Knowledge of the inner workings of Lyndon Johnson’s character illuminates a Presidency; knowledge of the broader outlines of his life illuminates far more. For the drama of his life—and of the lives, so inextricably linked with his, of his father and grandfather—was played out against a panorama vast in scope: the panorama of the westward movement in America, and particularly in America’s Southwest. The story of Lyndon Johnson is the story of the slow settlement of endless, empty, fearsomely hostile plains and hills with the “dog-run” log cabins of families who would for generations that added up to a century remain not only poor—bereft of modern machinery, of electricity, of a thousand amenities urban America took for granted—but isolated: cut off from the rest of America. Lyndon Johnson grew up
in the Hill Country of Texas during the 1920s, the Age of Radio, the Age of the Movies. But there were few movies, and almost no radios—and no paved roads and no electricity and so little money that the economy was basically an agricultural barter economy—in the Hill Country during the 1920s, or, indeed, during the 1930s. And the story of Lyndon Johnson is, in microcosm, the story of how, at last, government, deaf for generations, finally, during the New Deal, during the Age of Roosevelt, answered the pleas of impoverished farmers for help in fighting forces too big for them to fight alone. The story of Lyndon Johnson is the story of the great dams that tamed the rivers of the West, and turned their waters into electric power—for it was because of Lyndon Johnson that great dams were built in the Hill Country.
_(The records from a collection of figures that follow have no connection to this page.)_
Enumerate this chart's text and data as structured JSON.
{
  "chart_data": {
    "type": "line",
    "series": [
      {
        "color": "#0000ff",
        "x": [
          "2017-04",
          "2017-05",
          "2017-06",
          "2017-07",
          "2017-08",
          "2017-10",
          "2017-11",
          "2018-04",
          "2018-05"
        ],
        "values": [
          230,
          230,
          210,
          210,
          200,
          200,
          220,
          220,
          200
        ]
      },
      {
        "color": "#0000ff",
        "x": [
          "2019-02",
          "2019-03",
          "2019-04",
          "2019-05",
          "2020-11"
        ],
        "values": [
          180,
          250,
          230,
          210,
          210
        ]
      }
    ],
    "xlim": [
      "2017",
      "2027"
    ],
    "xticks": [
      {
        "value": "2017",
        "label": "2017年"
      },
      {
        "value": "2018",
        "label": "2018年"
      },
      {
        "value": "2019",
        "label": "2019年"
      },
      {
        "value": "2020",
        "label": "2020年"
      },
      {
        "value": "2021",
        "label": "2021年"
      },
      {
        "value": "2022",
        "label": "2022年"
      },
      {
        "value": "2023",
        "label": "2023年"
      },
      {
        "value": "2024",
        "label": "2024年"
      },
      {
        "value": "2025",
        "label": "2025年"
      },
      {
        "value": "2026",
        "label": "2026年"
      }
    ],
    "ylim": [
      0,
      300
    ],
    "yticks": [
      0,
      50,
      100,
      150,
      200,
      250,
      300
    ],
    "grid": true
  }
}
And the story of Lyndon Johnson is the story of the electric wires, gleaming silver across dun-brown plains and hills, which linked the life of the West, as railroads had linked its commerce, to the rest of America—for it was Lyndon Johnson who brought those wires to the Hill Country. When, in 1937, at the age of twenty-eight, Johnson became their Congressman, Hill Country farmers were still plowing their fields with mules because they could not afford tractors. Because they had no electricity, they were still doing every chore by hand, while trying to scratch a living from soil from which the fertility had been drained decades before. They were still watching their wives made stooped and old before their time by a life of terrible drudgery, a life that seemed, as one Hill Country woman put it, “out of the Middle Ages.” Four years later, the people of the Hill Country were living in the twentieth century. Lyndon Johnson had brought them there.